While phishing, ransomware and other cyber tactics are on the rise, there is still a significant number of organizations that are left unprotected without a cybersecurity insurance policy. But do you really need cyber insurance? Below we discuss frequently asked questions we hear, including why it’s so important and what businesses need to know before starting a policy.
Is cybersecurity insurance worth it?
In the event of a cybersecurity hack or data breach, the incident response, depending on its complexity, can be very expensive. For example, a ransomware incident that captured 1,000 files containing personally identifiable information (PII) may require a breach coach, a cybersecurity expert to do forensic analysis, a cyber-focused attorney and a swarm of network engineers to bring systems back online, even for a small organization. Thousands of dollars can be spent in just a few hours, and that isn’t counting the possibility of ransom.
What if I set up a cyber insurance policy a few years ago, am I covered today?
Some businesses set up policies even just a few years ago for only $10,000 or $25,000, which just isn’t enough to cover the costs of a modern incident, except for maybe a very basic business email compromise. If you have an existing policy in place, now is the time to make sure it’s brought up to the amount of protection that most modern policies include to be prepared for the worst. These types of policies are easily in the high five to six figures, even for small organizations.
How much should I be insured for?
It depends. Every business should evaluate cyber insurance based on the data they are responsible for. What kind of employee and customer information are you harboring in your network? How much production is lost if systems are offline for extended periods of time? If there are significant amounts of PII harbored within the organization’s file server, then an insurance agent can help you calculate what to prepare for in the event of a breach.
How can my company get cyber insurance?
Traditional commercial general liability and property insurance policies typically exclude cyber risks from their terms, which lead to cybersecurity insurance being introduced as a standalone line of coverage. Today, most insurance companies offer cyber insurance policies. Contact your business’s insurance agent or broker to inquire about a cyber insurance policy.
What information will cyber insurance companies need to start a policy?
Most insurance companies are not going to automatically cover cybersecurity incidents, including ransomware, without making sure organizations are taking the proper steps to secure their technology. When establishing a cyber insurance policy, cyber insurance companies may ask you a series of questions about technical topics, but none as frequent as multifactor authentication on every entry virtual doorway to organizational resources. It’s important to be prepared and at least have basic cybersecurity safeguards in place to make your company insurable. Before establishing a policy, an insurance company will want to know that you have:
- Multi-factor authentication enabled AND enforced on your company mailboxes (yes, there is a difference)

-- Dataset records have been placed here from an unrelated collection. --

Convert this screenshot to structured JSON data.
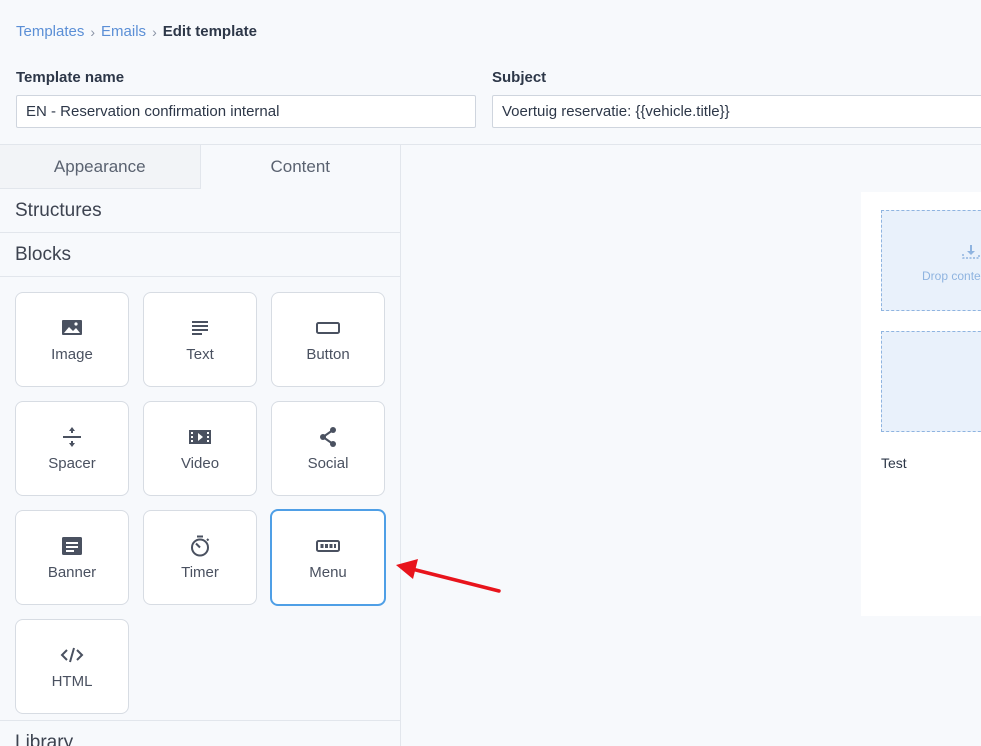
{
  "breadcrumb": {
    "items": [
      "Templates",
      "Emails"
    ],
    "separator": "›",
    "current": "Edit template"
  },
  "form": {
    "template_name_label": "Template name",
    "template_name_value": "EN - Reservation confirmation internal",
    "subject_label": "Subject",
    "subject_value": "Voertuig reservatie: {{vehicle.title}}"
  },
  "sidebar": {
    "tabs": [
      "Appearance",
      "Content"
    ],
    "active_tab": "Content",
    "sections": {
      "structures": "Structures",
      "blocks": "Blocks",
      "library": "Library"
    },
    "blocks": [
      {
        "label": "Image",
        "icon": "image-icon"
      },
      {
        "label": "Text",
        "icon": "text-icon"
      },
      {
        "label": "Button",
        "icon": "button-icon"
      },
      {
        "label": "Spacer",
        "icon": "spacer-icon"
      },
      {
        "label": "Video",
        "icon": "video-icon"
      },
      {
        "label": "Social",
        "icon": "share-icon"
      },
      {
        "label": "Banner",
        "icon": "banner-icon"
      },
      {
        "label": "Timer",
        "icon": "timer-icon"
      },
      {
        "label": "Menu",
        "icon": "menu-icon"
      },
      {
        "label": "HTML",
        "icon": "code-icon"
      }
    ],
    "selected_block": "Menu"
  },
  "canvas": {
    "drop_text": "Drop conte",
    "test_text": "Test"
  },
  "colors": {
    "link": "#5b8fd6",
    "selected_border": "#4f9fe6",
    "annotation_arrow": "#e8141c",
    "drop_zone_fill": "#e9f1fb"
  }
}
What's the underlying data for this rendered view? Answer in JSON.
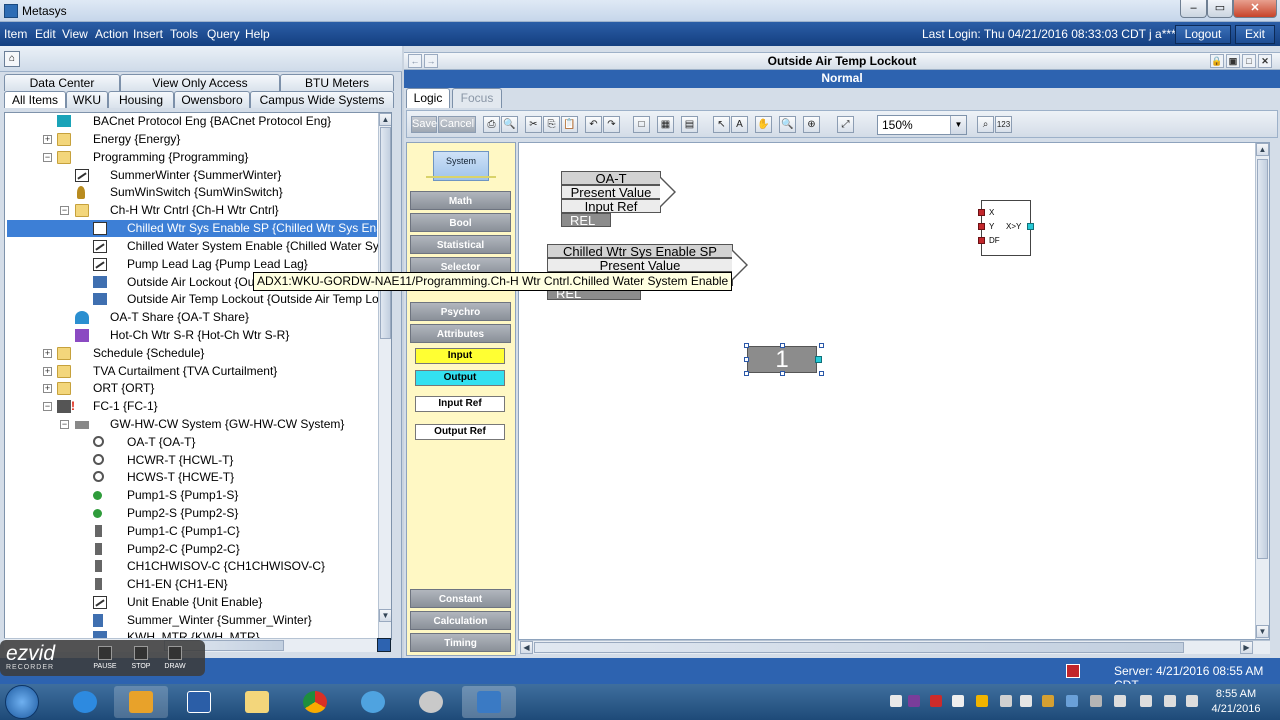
{
  "window": {
    "title": "Metasys"
  },
  "menu": {
    "items": [
      "Item",
      "Edit",
      "View",
      "Action",
      "Insert",
      "Tools",
      "Query",
      "Help"
    ],
    "last_login": "Last Login: Thu 04/21/2016 08:33:03 CDT j a***",
    "logout": "Logout",
    "exit": "Exit"
  },
  "left": {
    "tabs_row1": [
      "Data Center",
      "View Only Access",
      "BTU Meters"
    ],
    "tabs_row2": [
      "All Items",
      "WKU",
      "Housing",
      "Owensboro",
      "Campus Wide Systems"
    ],
    "tree": [
      {
        "label": "BACnet Protocol Eng {BACnet Protocol Eng}"
      },
      {
        "label": "Energy {Energy}"
      },
      {
        "label": "Programming {Programming}"
      },
      {
        "label": "SummerWinter {SummerWinter}"
      },
      {
        "label": "SumWinSwitch {SumWinSwitch}"
      },
      {
        "label": "Ch-H Wtr Cntrl {Ch-H Wtr Cntrl}"
      },
      {
        "label": "Chilled Wtr Sys Enable SP {Chilled Wtr Sys Enab"
      },
      {
        "label": "Chilled Water System Enable {Chilled Water Syst"
      },
      {
        "label": "Pump Lead Lag {Pump Lead Lag}"
      },
      {
        "label": "Outside Air Lockout {Outs"
      },
      {
        "label": "Outside Air Temp Lockout {Outside Air Temp Loc"
      },
      {
        "label": "OA-T Share {OA-T Share}"
      },
      {
        "label": "Hot-Ch Wtr S-R {Hot-Ch Wtr S-R}"
      },
      {
        "label": "Schedule {Schedule}"
      },
      {
        "label": "TVA Curtailment {TVA Curtailment}"
      },
      {
        "label": "ORT {ORT}"
      },
      {
        "label": "FC-1 {FC-1}"
      },
      {
        "label": "GW-HW-CW System {GW-HW-CW System}"
      },
      {
        "label": "OA-T {OA-T}"
      },
      {
        "label": "HCWR-T {HCWL-T}"
      },
      {
        "label": "HCWS-T {HCWE-T}"
      },
      {
        "label": "Pump1-S {Pump1-S}"
      },
      {
        "label": "Pump2-S {Pump2-S}"
      },
      {
        "label": "Pump1-C {Pump1-C}"
      },
      {
        "label": "Pump2-C {Pump2-C}"
      },
      {
        "label": "CH1CHWISOV-C {CH1CHWISOV-C}"
      },
      {
        "label": "CH1-EN {CH1-EN}"
      },
      {
        "label": "Unit Enable {Unit Enable}"
      },
      {
        "label": "Summer_Winter {Summer_Winter}"
      },
      {
        "label": "KWH_MTR {KWH_MTR}"
      }
    ],
    "tooltip": "ADX1:WKU-GORDW-NAE11/Programming.Ch-H Wtr Cntrl.Chilled Water System Enable"
  },
  "ezvid": {
    "logo": "ezvid",
    "sub": "RECORDER",
    "buttons": [
      "PAUSE",
      "STOP",
      "DRAW"
    ]
  },
  "right": {
    "title": "Outside Air Temp Lockout",
    "status": "Normal",
    "tabs": [
      "Logic",
      "Focus"
    ],
    "save": "Save",
    "cancel": "Cancel",
    "zoom": "150%",
    "palette": {
      "system": "System",
      "groups": [
        "Math",
        "Bool",
        "Statistical",
        "Selector",
        "Psychro",
        "Attributes"
      ],
      "attributes": [
        "Input",
        "Output",
        "Input Ref",
        "Output Ref"
      ],
      "bottom": [
        "Constant",
        "Calculation",
        "Timing"
      ]
    },
    "blocks": {
      "oat": {
        "name": "OA-T",
        "attr1": "Present Value",
        "attr2": "Input Ref",
        "type": "REL"
      },
      "cwse": {
        "name": "Chilled Wtr Sys Enable SP",
        "attr1": "Present Value",
        "type": "REL"
      },
      "compare": {
        "inputs": [
          "X",
          "Y",
          "DF"
        ],
        "op": "X>Y"
      },
      "constant": {
        "value": "1"
      }
    }
  },
  "status": {
    "server": "Server: 4/21/2016 08:55 AM CDT"
  },
  "taskbar": {
    "time": "8:55 AM",
    "date": "4/21/2016"
  }
}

- Multifactor authentication enabled for VPN access
- Multifactor authentication enabled for major network infrastructure as well, including servers, firewalls, backups or really any computer that has administrative access (as opposed to basic user access)
Too commonly, especially at smaller organizations, companies allow administrative access on company computers to employees, so they are not denied or even prompted when installing new software or updates that require privileged access.
What happens if we do not have the recommended cybersecurity safeguards in place?
If the cyber insurance company discovers that you don’t have strong safeguards in place to protect your business from a breach, they will classify the business as higher risk and premiums will cost more or they may deny a policy all together.
What if my company has cyber insurance, but we need to file a claim about a cybersecurity incident?
If your business needs to file a claim, your insurance company will ask questions to identify characteristics about the situation to determine what is necessary. Large insurance companies may already have approved lists of private cyber incident response teams to determine the best course of action. If you already have a cyber incident response team, your insurance company may recommend their own instead or they may have to vet yours to make sure they are adequately prepared to navigate an incident. A good incident response team will follow specific governances to make sure that the incident is contained and threats are eradicated, among many other steps to safeguard your organization.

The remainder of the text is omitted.